Investment is most definitely the right decision to make in terms of maximizing your returns. However, investment in the right place at the right time is crucial. Here is six investment mistakes that you are advised to avoid in order to maximise returns from your hard-earned savings:

Improper planning

Planning is everything, especially when it comes to investing your money. Proper planning will go a long way in yielding stronger returns in the long run. However, improper planning can jeopardise your entire investment strategy. Therefore, start your investment strategy by dividing it into long-term and short-term strategies. Analyse your risk appetite and base your investment plan on your propensity to take risks.
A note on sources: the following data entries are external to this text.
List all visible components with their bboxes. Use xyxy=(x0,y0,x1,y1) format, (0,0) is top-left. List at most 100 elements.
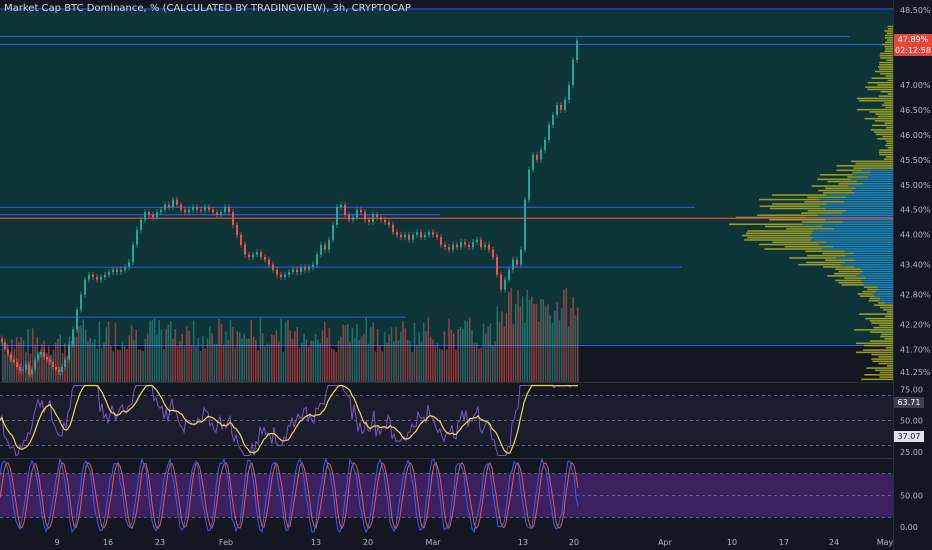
volume-profile-value-area xyxy=(825,207,893,210)
candle-body xyxy=(472,242,474,248)
volume-profile-row xyxy=(882,43,893,46)
volume-bar xyxy=(248,338,250,382)
volume-profile-row xyxy=(869,111,893,113)
candle-body xyxy=(34,359,36,370)
volume-bar xyxy=(528,299,531,382)
volume-profile-row xyxy=(818,189,852,192)
volume-bar xyxy=(255,339,257,382)
candle-body xyxy=(1,338,3,343)
volume-bar xyxy=(473,342,476,382)
volume-bar xyxy=(151,320,154,382)
volume-profile-row xyxy=(835,279,862,282)
volume-bar xyxy=(117,350,119,382)
volume-profile-row xyxy=(798,263,841,266)
volume-profile-row xyxy=(884,338,893,340)
candle-body xyxy=(444,244,446,248)
volume-profile-value-area xyxy=(826,194,893,196)
volume-profile-row xyxy=(880,90,893,93)
candle-body xyxy=(248,254,250,258)
volume-bar xyxy=(457,329,459,382)
volume-bar xyxy=(73,336,75,382)
rsi-ma-line xyxy=(0,384,578,454)
volume-profile-row xyxy=(881,104,893,106)
volume-bar xyxy=(130,325,133,382)
volume-profile-row xyxy=(827,275,857,277)
candle-body xyxy=(384,219,386,223)
volume-bar xyxy=(494,341,496,382)
volume-bar xyxy=(310,340,312,382)
volume-bar xyxy=(542,299,545,382)
candle-body xyxy=(380,217,382,220)
volume-bar xyxy=(572,296,574,382)
price-axis-label: 45.50% xyxy=(900,156,931,165)
candle-body xyxy=(276,269,278,275)
volume-profile-row xyxy=(879,306,893,309)
volume-bar xyxy=(123,346,126,382)
volume-bar xyxy=(156,334,158,382)
volume-bar xyxy=(87,340,89,382)
volume-bar xyxy=(71,340,73,382)
volume-bar xyxy=(510,288,512,382)
volume-profile-value-area xyxy=(866,277,893,279)
rsi-ma-value-tag: 37.07 xyxy=(894,430,924,442)
candle-body xyxy=(504,279,506,290)
volume-profile-row xyxy=(811,185,849,187)
candle-body xyxy=(22,369,24,371)
candle-body xyxy=(116,269,118,273)
volume-bar xyxy=(519,306,522,382)
volume-profile-row xyxy=(764,248,823,250)
candle-body xyxy=(49,359,51,363)
volume-bar xyxy=(188,331,190,382)
volume-bar xyxy=(128,335,131,382)
volume-profile-row xyxy=(856,97,893,100)
volume-profile-row xyxy=(879,54,893,57)
candle-body xyxy=(43,352,45,358)
candle-body xyxy=(448,247,450,250)
volume-bar xyxy=(413,322,416,382)
candle-body xyxy=(164,204,166,210)
volume-profile-row xyxy=(847,176,868,178)
volume-profile-row xyxy=(838,270,864,273)
volume-profile-row xyxy=(855,162,893,165)
volume-profile-value-area xyxy=(802,223,893,226)
volume-profile-row xyxy=(878,95,893,97)
volume-bar xyxy=(491,344,494,382)
candle-body xyxy=(528,169,530,200)
volume-bar xyxy=(153,318,156,382)
volume-profile-row xyxy=(881,333,893,336)
volume-profile-row xyxy=(804,200,845,203)
volume-profile-row xyxy=(887,147,893,149)
volume-profile-value-area xyxy=(845,261,893,264)
volume-bar xyxy=(402,320,404,382)
candle-body xyxy=(176,199,178,205)
volume-bar xyxy=(222,344,225,382)
volume-profile-value-area xyxy=(818,214,893,217)
volume-bar xyxy=(567,326,570,382)
stoch-axis-label: 50.00 xyxy=(900,492,923,501)
candle-body xyxy=(548,124,550,140)
volume-bar xyxy=(48,346,50,382)
volume-profile-row xyxy=(887,25,893,28)
candle-body xyxy=(140,219,142,230)
volume-bar xyxy=(489,323,492,382)
candle-body xyxy=(312,264,314,268)
volume-profile-value-area xyxy=(861,279,893,282)
volume-profile-row xyxy=(886,32,893,35)
volume-profile-row xyxy=(883,308,893,311)
candle-body xyxy=(508,269,510,280)
volume-bar xyxy=(349,341,351,382)
volume-profile-value-area xyxy=(819,243,893,246)
volume-bar xyxy=(2,342,4,382)
candle-body xyxy=(560,104,562,110)
volume-bar xyxy=(317,339,319,382)
volume-bar xyxy=(397,340,400,382)
candle-body xyxy=(400,234,402,238)
candle-body xyxy=(72,329,74,345)
volume-profile-row xyxy=(864,344,893,347)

No realignment of existing portfolio

It is very crucial to keep a close watch on the market movements, especially those that can affect your portfolio. If there is a need to realign your existing portfolio based on your market study, do it before it is too late. If you have to get rid of non-performing stocks, go ahead, get it done, and replace them with new performing stocks. This may sound irksome, but will end up benefiting you in the long term. If you do not realign your existing portfolio, you will not be maximising your returns while risking your invested capital.

Not on the lookout for increasing your income avenues

It is very crucial for you to step out of your comfort zone and lookout for increasing your income avenues. You can do this by taking up a better paying job or by starting a parallel business. If you do this while you are young with higher risk appetite, it will pay you richer dividends. Higher income means more savings, which means more investment.

Influenced into buying life and health covers

We often tend to buy life and health covers based on what our friends and family say. They tend to influence us in the decision. It may end up working in some cases. However, when it comes to your hard-earned money, all decisions must be well calculated and researched. Thus, do not just go in for a policy based on word-of-mouth.

Improper research

Investing without conducting preliminary research can lead to loss of capital in the long term. Do not invest in equity or any policy without doing proper homework on the stocks, policies, returns, company history, and other crucial financial ratios. Study the market trends before you plan to invest your hard-earned money.

Borrowing beyond your repaying limit

Everyone needs funds at different points of time in life. As long as you take care of your fund needs by borrowing within your repayment capacity under a well-planned financial strategy, you will be fine. If you cannot see income visibility to repay, it is better not to borrow and make subtle adjustments to your financial plans to save money.

Happy Investing!

Disclaimer: Investment in securities market are subject to market risks, read all the related documents carefully before investing.